Sometimes it’s not what you say, but how you say it. That’s a truism most people can relate to-but computers can’t. While speech recognition software has gotten quite good at understanding words, it still can’t discern punctuation like periods and commas, or choose between ambiguous sentences whose meanings depend on the speaker’s emotion. That’s because such software still can’t make sense of the intonations, emphases and pauses-collectively known as prosody-that people intuitively use to make such distinctions.

But with more than a hundred corporate and academic research groups working on the problem, attempts at incorporating prosody into speech software are enjoying growing success. Prosody-based tools are already used for speech synthesis-to improve the naturalness of computer voices like those that recite your bank balance over the telephone. As prosody research advances, these automated systems will sound more and more natural even when speaking complex sentences.

It’s in speech recognition, however, that the most critical benefits should come. Recent advances suggest that within five years, prosody software will perform tasks such as telling when a customer speaking to an automated telephone system is getting angry and respond accordingly-by, say, transferring the call to a human. “This is really cutting-edge stuff,” says Michael Picheny, computer scientist and manager of the speech and language algorithms group at IBM Research in Yorktown Heights, NY. “Until the last couple of years, the quality of speech recognition was so primitive that it wasn’t even worth exploring how to elicit different behaviors from machines by conveying emotional intent. First you just wanted the machine to get the words right.”

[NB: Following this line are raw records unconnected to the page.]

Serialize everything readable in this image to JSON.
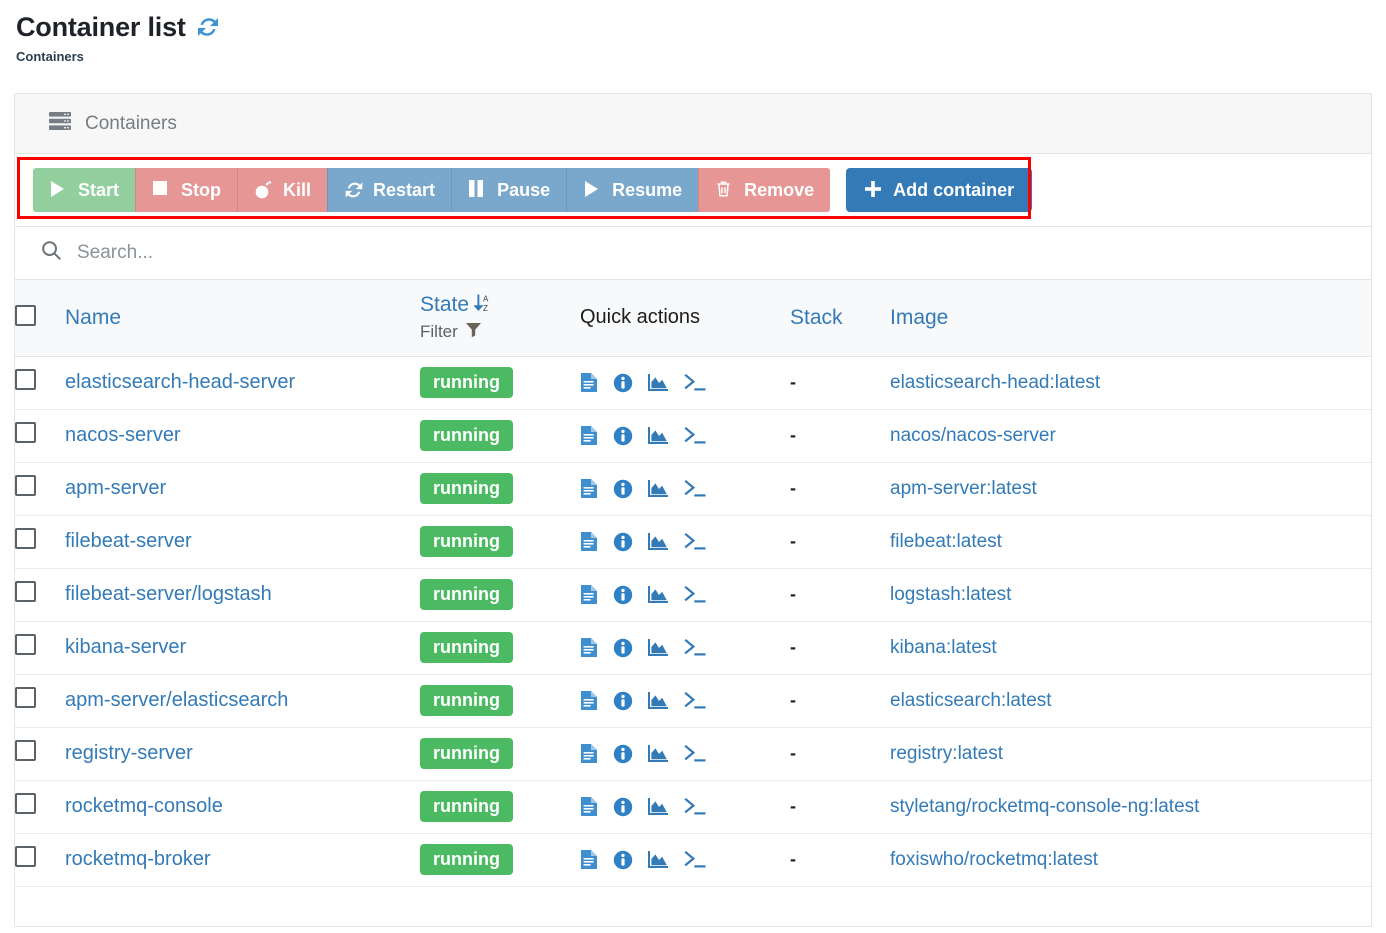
{
  "header": {
    "title": "Container list",
    "refresh_icon": "refresh-icon",
    "breadcrumb": "Containers"
  },
  "panel": {
    "icon": "server-stack-icon",
    "title": "Containers"
  },
  "toolbar": {
    "buttons": [
      {
        "label": "Start",
        "icon": "play-icon",
        "color": "#93ce9f"
      },
      {
        "label": "Stop",
        "icon": "stop-icon",
        "color": "#e59695"
      },
      {
        "label": "Kill",
        "icon": "bomb-icon",
        "color": "#e59695"
      },
      {
        "label": "Restart",
        "icon": "restart-icon",
        "color": "#7aa7cc"
      },
      {
        "label": "Pause",
        "icon": "pause-icon",
        "color": "#7aa7cc"
      },
      {
        "label": "Resume",
        "icon": "play-icon",
        "color": "#7aa7cc"
      },
      {
        "label": "Remove",
        "icon": "trash-icon",
        "color": "#e59695"
      }
    ],
    "add_container": {
      "label": "Add container",
      "icon": "plus-icon",
      "color": "#337ab7"
    },
    "highlight_color": "#ff0000"
  },
  "search": {
    "icon": "search-icon",
    "placeholder": "Search...",
    "value": ""
  },
  "table": {
    "columns": {
      "select_all": "select-all-checkbox",
      "name": "Name",
      "state": "State",
      "state_sort_icon": "sort-alpha-down-icon",
      "filter": "Filter",
      "filter_icon": "funnel-icon",
      "quick_actions": "Quick actions",
      "stack": "Stack",
      "image": "Image"
    },
    "quick_action_icons": [
      "logs-icon",
      "info-icon",
      "stats-icon",
      "console-icon"
    ],
    "rows": [
      {
        "name": "elasticsearch-head-server",
        "state": "running",
        "stack": "-",
        "image": "elasticsearch-head:latest"
      },
      {
        "name": "nacos-server",
        "state": "running",
        "stack": "-",
        "image": "nacos/nacos-server"
      },
      {
        "name": "apm-server",
        "state": "running",
        "stack": "-",
        "image": "apm-server:latest"
      },
      {
        "name": "filebeat-server",
        "state": "running",
        "stack": "-",
        "image": "filebeat:latest"
      },
      {
        "name": "filebeat-server/logstash",
        "state": "running",
        "stack": "-",
        "image": "logstash:latest"
      },
      {
        "name": "kibana-server",
        "state": "running",
        "stack": "-",
        "image": "kibana:latest"
      },
      {
        "name": "apm-server/elasticsearch",
        "state": "running",
        "stack": "-",
        "image": "elasticsearch:latest"
      },
      {
        "name": "registry-server",
        "state": "running",
        "stack": "-",
        "image": "registry:latest"
      },
      {
        "name": "rocketmq-console",
        "state": "running",
        "stack": "-",
        "image": "styletang/rocketmq-console-ng:latest"
      },
      {
        "name": "rocketmq-broker",
        "state": "running",
        "stack": "-",
        "image": "foxiswho/rocketmq:latest"
      }
    ]
  },
  "colors": {
    "link": "#337ab7",
    "badge_running": "#4cb963",
    "panel_border": "#e2e4e6"
  }
}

Sound waves have three basic components that prosody software can work with. The first is timing-the duration of pauses between words and sentences. Second comes pitch-more precisely, the relative change in pitch within words and sentences. Lastly, there is volume-an amplitude change indicating emphasis.

Gleaning meaning from these features is much tougher for a computer than identifying words, says Elizabeth Shriberg, a computer scientist who leads prosody research at SRI International in Menlo Park, CA. Words are a linear series of phonetic events, such as “ee” and “th.” Prosodic features, by contrast, occur across words and sentences. Worse, different kinds of prosodic patterns often overlap one another; one set might reveal that a sentence was spoken calmly, a second that the sentence was a question. But researchers are beginning to map them. For example, Shriberg and her coworkers have created a template of an angry sentence: it’s slower overall, has an exaggerated emphasis on key words and ends with a downward turn in pitch (“I needed this last Tuesday but it hasn’t arrived”). Shriberg has generated prosodic models of everything from different emotional states to punctuation to “disfluencies”-shifts when people change thoughts midsentence or mumble “uh.”

While SRI’s tools are still research exercises, wide-scale use of prosody for speech recognition could be just over the horizon. Limited applications are already used in Chinese speech recognition software. In China, depending on inflection, the word “Ma” can mean “mom” or “horse,” or indicate that the sentence was a curse, explains Xuedong Huang, a computer scientist who heads a speech technology group at Microsoft Research in Redmond, WA. “That’s very dangerous,” he jokes. Microsoft has already begun incorporating simple prosody into its Chinese language speech recognition software and is working to create next-generation software for Chinese and Japanese languages.

The next five years should see English-language prosodic tools for speech recognition make their first market forays. One application: companies could automatically search recorded customer service telephone databases, find the angry calls and study what went wrong. Another possibility: identifying punctuation, so doctors speaking into dictation systems won’t have to say “period.”

But it will take at least ten years, says SRI’s Shriberg, before any computer can begin to do what people do every day-completely decode a conversation with all its inflection, while filtering out background noises. “We are trying to close the [man-machine] gap somewhat, so when humans are in short supply, or in space, or on life support, the computer will be as smart as possible,” Shriberg says. For now, anyway, just don’t try explaining that ambition to a computer. It won’t understand your excitement.